Today was a crazy day, as I still need 4 policies this week to qualify for a bonus. I had two for in the pipe, but they were the hardest close I've had to date. I pulled out all the stops to accommodate what they were requesting including fighting with billing, and agent assistance, and finally calling my territorial manager who was awesome and really helped me reach a compromise for their request. Two more policies and I'm good to go. Sure it's a bonus, but really it's the pressure of a policy goal for the region I have to fulfill.

Rodney and Isaac came to visit at the office and I was really glad to see them as it's been a couple of weeks since Rodney started his new schedule at work, which requires him to be asleep by 7:00 pm. I left with them and came home to eat, since I was so busy studying and making the calls for help, lunch slipped away from me. I came home, ate, and have been studying since, taking this break to vent. I'm actually absorbing more in the comforts of home as opposed to a sterile office environment. I plan on working on the exams in the morning, and then starting unit two at the office. It's scary not being able to absorb the massive amounts of information right away, but once I find my niche I'll be ok. I know it. Please send good, positive energy my way. I need all the help I can get.

Saturday, September 20, 2008

From PostSecret

PostSecret is a great site and I check it every Saturday night or Sunday morning. This secret I loved because I can so relate. I love the Harry Potter series!

It's Been Over 3 Hours and I'm Still In Shock...
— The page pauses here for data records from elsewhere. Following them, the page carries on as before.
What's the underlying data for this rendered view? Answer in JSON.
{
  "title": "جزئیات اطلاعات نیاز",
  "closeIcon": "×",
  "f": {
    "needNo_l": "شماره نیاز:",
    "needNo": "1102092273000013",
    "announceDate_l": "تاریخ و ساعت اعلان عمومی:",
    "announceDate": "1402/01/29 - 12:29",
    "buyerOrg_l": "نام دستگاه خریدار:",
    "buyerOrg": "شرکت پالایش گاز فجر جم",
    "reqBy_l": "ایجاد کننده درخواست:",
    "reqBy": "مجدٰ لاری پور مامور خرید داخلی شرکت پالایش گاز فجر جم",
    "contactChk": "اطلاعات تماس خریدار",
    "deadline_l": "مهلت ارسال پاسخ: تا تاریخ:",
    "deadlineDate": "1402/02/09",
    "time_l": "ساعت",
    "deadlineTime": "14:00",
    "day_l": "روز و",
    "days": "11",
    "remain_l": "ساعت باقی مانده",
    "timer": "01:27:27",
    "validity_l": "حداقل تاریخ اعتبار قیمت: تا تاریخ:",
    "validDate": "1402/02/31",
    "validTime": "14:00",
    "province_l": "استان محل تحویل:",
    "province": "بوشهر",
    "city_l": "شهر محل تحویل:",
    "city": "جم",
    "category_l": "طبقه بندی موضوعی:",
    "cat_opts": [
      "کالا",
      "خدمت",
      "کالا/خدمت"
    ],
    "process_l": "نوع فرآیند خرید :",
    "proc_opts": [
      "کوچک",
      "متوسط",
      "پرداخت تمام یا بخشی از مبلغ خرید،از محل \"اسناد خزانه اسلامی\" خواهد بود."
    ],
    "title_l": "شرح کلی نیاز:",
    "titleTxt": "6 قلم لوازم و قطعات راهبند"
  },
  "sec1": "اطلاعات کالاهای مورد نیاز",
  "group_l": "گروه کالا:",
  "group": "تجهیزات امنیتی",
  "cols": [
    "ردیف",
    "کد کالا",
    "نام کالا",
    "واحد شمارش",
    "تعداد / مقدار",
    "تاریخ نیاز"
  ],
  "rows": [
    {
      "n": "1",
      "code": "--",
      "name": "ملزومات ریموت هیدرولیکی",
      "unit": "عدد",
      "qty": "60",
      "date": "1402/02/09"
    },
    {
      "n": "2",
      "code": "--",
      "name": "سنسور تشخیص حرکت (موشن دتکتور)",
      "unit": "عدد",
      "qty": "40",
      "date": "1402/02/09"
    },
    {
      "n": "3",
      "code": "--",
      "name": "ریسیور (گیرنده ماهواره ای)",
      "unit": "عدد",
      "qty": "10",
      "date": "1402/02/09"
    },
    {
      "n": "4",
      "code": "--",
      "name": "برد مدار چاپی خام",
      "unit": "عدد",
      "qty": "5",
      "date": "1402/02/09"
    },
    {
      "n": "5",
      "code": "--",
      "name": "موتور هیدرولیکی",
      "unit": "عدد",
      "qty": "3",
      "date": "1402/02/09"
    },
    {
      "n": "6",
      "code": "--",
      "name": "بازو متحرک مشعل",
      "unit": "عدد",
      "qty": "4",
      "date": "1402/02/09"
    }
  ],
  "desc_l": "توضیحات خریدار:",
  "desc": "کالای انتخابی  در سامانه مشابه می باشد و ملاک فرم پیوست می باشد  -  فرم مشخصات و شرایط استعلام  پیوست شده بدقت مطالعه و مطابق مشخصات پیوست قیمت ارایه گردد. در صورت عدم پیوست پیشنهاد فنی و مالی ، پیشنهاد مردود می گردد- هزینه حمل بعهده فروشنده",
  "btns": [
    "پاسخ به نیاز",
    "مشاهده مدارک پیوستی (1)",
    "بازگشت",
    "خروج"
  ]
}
I went to see my grandma this afternoon, as I haven't seen her since 4th of July. She's doing a ton better after a series of strokes, and after all of that happened I had a really hard time going to see her. I enjoyed listening to her update me on all of the family gossip. But when I was getting up to leave, I told her that I had to go grocery shopping and she asked me what I buy now that the boys don't live with me. I told her that I mainly buy snack food and don't really eat a lot anymore since I don't really have to cook. And she told me that she knew I didn't eat a lot because I was thin. NEVER in my life has my grandma told me I was thin; always that she could tell that I was losing weight and to keep it up, but NEVER THIN! I sit here and think about that and I'm still in shock. I don't know if I'll ever get over it. Next week my uncle is having his 60th birthday party and it is going to be HUGE, family from San Francisco is coming in for this party. I'm curious to see what others are going to say. I need to find a fabulous dress to wear to that shin dig stat!

Friday, September 19, 2008

Last Day of School...



Well at least that's how I felt when I left work today. (BTW... I always wanted to run out the front doors of school and throw my books and papers up in the air like they do in the movies.) Today was the last day at my old position and I start my new position on Monday. I will still be writing home and auto insurance, but I will be able to do so much more than that in the future. Monday I start studying for the series 6 exam, then the series 63, and finally life and health. There is going to be so much information to learn, I can only pray I will absorb it all like a sponge and then squeeze it out all over the tests. One step at a time is the only way I can look at it, and I'm seriously living minute by minute. The past 3 weeks have been so surreal I'm really looking forward to the weekend before diving in on Monday. I hope you all have a fabulous and safe weekend!!!